Tatorte aus dem Saarland: Das größte Problem der ARD - so richtig hat der Föderalismus noch nie funktioniert. Nirgends kann man das deutlicher sehen als bei der völlig unterschiedlichen Qualität der einzelnen Tatort-Folgen. Großes Einsparpotenzial bieten die Tatorte aus Saarbrücken. Weil man offenbar keinen heimischen Schauspieler mit Chefermittler-Qualitäten finden konnte, lässt man mit Maximilian Brückner als Kommissar Franz Kappl einen zugezogenen Münchner in Saarbrücken ermitteln. Schlimmer ist aber noch sein Gegenüber, Gregor Weber alias Kommissar Stephan Deininger. Weber ist bekannt geworden als der Sohn in der Familienserie Heinz Becker. Dabei hätte er bleiben sollen, den Kommissar nimmt ihm wirklich niemand ab. Besser wegkürzen.

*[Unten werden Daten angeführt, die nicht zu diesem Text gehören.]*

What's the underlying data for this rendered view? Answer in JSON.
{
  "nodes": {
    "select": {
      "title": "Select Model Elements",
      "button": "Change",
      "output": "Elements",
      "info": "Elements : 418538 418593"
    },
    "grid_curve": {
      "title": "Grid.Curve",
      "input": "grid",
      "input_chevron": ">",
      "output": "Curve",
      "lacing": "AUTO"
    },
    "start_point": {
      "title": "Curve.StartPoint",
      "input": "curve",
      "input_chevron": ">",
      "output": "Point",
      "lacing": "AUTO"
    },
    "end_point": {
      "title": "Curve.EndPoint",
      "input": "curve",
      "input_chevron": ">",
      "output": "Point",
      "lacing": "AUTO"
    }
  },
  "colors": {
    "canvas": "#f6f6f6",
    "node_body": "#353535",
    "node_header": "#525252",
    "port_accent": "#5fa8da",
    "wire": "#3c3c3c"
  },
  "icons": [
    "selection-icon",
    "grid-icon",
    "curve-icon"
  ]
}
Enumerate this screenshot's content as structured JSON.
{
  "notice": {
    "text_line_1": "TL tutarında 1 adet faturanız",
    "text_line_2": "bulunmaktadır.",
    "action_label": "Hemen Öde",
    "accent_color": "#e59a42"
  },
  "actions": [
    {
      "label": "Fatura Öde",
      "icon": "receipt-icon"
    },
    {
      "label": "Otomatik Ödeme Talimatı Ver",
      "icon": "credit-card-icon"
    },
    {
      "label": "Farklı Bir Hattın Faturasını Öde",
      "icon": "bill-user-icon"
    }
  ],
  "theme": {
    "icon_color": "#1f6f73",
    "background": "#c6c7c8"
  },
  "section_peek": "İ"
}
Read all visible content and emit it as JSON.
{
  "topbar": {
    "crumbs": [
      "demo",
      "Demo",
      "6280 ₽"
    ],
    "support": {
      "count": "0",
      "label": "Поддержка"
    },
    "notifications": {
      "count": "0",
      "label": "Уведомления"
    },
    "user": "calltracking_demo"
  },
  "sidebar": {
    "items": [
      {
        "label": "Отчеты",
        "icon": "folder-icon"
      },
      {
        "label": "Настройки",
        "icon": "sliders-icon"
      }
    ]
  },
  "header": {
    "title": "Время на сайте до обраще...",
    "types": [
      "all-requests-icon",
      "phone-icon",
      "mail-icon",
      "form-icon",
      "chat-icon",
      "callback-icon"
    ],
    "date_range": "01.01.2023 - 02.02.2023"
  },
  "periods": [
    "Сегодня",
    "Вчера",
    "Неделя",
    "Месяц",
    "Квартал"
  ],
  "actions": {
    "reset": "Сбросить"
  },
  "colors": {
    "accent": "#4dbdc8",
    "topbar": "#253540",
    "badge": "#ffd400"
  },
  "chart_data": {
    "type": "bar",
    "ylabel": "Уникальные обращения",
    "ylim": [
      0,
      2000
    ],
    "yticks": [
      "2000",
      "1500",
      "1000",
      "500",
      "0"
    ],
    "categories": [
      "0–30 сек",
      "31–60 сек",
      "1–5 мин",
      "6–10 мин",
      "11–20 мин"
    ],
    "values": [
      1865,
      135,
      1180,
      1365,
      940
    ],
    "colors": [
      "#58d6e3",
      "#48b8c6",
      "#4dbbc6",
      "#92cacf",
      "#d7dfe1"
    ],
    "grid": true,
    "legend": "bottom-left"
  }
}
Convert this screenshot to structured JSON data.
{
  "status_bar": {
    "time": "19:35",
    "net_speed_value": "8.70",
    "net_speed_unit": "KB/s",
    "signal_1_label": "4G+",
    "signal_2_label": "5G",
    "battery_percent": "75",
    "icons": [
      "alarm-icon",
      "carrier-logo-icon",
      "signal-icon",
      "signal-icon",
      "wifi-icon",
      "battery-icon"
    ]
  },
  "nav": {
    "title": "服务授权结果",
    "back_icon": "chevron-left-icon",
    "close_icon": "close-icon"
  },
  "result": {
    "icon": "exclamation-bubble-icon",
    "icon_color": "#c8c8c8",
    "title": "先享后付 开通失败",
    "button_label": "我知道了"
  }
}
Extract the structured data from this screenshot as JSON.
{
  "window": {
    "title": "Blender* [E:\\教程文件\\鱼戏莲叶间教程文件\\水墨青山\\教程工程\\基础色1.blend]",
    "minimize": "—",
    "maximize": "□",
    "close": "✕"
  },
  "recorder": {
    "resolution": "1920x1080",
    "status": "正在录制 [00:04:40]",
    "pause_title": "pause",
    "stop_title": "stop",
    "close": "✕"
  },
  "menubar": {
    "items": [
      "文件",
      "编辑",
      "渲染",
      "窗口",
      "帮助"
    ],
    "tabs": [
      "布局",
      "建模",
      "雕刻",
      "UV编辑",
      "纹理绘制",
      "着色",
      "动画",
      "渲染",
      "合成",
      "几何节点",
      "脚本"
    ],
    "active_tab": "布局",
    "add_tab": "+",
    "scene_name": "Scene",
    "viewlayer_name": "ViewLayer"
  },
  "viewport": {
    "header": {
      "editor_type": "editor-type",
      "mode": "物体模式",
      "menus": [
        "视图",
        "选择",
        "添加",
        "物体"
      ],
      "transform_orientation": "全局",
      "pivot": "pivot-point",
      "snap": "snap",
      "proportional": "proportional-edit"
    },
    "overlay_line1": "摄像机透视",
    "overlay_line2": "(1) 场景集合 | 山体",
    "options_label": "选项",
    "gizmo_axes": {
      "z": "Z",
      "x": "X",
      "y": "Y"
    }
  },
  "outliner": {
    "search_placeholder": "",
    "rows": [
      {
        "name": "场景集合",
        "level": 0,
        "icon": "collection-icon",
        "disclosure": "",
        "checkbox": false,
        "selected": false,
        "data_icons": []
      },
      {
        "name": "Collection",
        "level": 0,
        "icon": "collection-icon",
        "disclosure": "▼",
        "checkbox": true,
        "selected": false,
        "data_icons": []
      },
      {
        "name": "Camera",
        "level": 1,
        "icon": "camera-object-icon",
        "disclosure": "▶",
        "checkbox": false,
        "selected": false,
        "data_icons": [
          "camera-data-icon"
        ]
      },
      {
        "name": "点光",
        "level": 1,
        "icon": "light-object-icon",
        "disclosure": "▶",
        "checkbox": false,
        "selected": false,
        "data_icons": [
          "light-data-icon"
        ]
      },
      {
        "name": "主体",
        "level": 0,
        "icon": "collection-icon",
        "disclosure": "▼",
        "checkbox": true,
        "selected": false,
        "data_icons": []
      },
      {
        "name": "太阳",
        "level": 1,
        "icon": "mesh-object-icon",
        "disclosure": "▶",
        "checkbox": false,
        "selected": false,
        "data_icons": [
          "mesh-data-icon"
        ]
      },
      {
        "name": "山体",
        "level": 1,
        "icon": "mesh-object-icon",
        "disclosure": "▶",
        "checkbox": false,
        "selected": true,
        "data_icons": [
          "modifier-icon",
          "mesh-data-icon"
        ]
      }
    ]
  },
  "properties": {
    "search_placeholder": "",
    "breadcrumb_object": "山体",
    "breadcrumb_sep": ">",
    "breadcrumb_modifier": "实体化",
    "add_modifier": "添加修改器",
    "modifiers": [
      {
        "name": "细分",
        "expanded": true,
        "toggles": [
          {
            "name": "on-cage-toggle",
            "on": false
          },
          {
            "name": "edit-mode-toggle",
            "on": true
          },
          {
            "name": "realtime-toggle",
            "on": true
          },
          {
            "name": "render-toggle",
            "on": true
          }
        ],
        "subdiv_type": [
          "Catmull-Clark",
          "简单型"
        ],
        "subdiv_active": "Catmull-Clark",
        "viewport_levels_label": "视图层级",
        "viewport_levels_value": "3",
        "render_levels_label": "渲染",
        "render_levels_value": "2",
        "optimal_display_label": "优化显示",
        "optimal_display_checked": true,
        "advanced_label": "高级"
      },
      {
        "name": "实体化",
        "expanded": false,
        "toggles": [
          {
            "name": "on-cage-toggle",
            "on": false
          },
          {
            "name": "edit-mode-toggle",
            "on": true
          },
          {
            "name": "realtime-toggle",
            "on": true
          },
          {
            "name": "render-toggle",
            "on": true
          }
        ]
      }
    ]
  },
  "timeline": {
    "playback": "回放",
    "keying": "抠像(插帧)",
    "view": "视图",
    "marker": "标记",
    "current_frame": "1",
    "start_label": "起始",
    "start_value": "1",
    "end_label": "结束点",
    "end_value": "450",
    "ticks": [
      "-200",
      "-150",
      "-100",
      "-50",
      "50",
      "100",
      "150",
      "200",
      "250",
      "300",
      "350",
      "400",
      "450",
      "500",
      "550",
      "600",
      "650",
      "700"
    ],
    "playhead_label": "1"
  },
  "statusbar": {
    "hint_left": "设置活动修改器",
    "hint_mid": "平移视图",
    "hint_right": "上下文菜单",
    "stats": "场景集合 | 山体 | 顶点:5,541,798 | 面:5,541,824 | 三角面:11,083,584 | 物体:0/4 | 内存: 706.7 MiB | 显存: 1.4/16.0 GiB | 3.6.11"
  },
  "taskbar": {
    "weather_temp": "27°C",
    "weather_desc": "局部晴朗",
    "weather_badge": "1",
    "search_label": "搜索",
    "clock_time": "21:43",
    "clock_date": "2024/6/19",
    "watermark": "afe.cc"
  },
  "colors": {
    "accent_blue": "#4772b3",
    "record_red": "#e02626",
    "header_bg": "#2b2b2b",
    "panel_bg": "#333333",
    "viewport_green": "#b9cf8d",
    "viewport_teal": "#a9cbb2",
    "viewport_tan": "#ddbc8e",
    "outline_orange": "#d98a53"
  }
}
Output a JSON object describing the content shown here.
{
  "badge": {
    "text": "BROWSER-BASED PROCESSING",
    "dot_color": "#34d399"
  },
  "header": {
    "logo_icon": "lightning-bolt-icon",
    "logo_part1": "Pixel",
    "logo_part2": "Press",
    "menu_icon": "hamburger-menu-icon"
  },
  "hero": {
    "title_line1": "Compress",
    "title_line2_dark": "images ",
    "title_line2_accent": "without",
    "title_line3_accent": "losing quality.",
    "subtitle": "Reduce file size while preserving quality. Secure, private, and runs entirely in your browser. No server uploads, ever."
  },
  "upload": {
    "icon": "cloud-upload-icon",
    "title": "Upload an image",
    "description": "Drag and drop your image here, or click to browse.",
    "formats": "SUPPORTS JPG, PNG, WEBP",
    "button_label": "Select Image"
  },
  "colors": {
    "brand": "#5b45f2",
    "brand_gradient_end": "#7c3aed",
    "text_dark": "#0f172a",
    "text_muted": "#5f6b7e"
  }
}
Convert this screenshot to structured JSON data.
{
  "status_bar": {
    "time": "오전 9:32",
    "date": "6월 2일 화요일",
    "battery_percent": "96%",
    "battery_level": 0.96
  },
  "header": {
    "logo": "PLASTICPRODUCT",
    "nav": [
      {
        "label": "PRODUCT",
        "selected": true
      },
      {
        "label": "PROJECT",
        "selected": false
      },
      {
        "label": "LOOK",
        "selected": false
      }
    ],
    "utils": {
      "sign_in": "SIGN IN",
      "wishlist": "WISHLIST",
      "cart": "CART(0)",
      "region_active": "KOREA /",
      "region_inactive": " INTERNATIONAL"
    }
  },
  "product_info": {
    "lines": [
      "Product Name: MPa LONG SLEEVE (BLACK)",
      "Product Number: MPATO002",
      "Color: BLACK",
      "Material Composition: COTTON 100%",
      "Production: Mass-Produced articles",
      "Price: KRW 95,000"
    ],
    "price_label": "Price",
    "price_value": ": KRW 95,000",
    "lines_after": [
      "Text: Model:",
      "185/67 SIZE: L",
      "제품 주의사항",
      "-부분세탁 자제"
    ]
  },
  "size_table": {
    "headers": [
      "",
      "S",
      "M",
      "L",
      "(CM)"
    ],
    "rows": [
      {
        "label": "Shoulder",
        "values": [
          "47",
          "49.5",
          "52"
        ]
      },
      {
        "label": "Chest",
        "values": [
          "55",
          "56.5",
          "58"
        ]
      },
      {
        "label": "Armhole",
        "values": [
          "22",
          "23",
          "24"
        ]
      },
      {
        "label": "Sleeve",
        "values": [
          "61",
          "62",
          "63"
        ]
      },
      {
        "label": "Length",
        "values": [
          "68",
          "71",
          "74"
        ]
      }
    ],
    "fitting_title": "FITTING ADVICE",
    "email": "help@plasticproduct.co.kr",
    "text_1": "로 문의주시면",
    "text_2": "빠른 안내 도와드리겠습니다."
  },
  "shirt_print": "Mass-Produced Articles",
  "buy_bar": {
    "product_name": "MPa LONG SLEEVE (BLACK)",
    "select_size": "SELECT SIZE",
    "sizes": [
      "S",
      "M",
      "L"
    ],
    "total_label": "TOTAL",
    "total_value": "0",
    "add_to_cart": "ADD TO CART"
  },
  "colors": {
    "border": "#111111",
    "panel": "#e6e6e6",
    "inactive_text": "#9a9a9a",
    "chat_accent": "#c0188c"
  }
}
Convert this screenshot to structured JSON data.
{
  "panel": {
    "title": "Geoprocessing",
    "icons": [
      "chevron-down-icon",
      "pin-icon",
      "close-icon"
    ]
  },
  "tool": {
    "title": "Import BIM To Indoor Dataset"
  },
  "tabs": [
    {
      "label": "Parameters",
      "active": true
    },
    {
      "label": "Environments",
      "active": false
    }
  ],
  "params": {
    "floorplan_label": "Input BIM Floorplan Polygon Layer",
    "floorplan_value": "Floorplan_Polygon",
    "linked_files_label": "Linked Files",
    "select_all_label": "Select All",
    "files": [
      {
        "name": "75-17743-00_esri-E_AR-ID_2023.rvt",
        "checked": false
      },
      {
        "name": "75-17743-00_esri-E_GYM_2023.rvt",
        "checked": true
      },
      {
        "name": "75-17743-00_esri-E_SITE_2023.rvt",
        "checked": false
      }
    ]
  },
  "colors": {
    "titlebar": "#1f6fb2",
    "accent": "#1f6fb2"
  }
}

Klaus Beimer aus der Lindenstraße: Eine Krise kann bekanntlich immer auch Chance sein - und dem Schauspieler Moritz Sachs würde man wünschen, dass seine Lindenstraße-Rolle Einsparplänen der GEZ-Gebührenverwalter zum Opfer fällt. Sachs spielt seit 1985, seit seinem siebten Lebensjahr, Klausi Beimer. Ursprünglich war die Rolle einmal auf ein Jahr angelegt, aber Klausi Beimer beziehungsweise Moritz Sachs pubertierte vor den Augen der Fernseh-Nation, ging als Jugendlicher durch eine rechtsradikale Phase, aus der ihn seine erste Freundin rettete. Dann studierte er, heiratete und ist mittlerweile wieder geschieden. Sachs ist damit das deutsche Pendant zur Hauptfigur der Truman-Show, nur schafft er es aus eigener Kraft offenbar nicht den Lindenstraßen-Kosmos hinter sich zu lassen. Sparzwänge könnten hier durchaus befreiend wirken.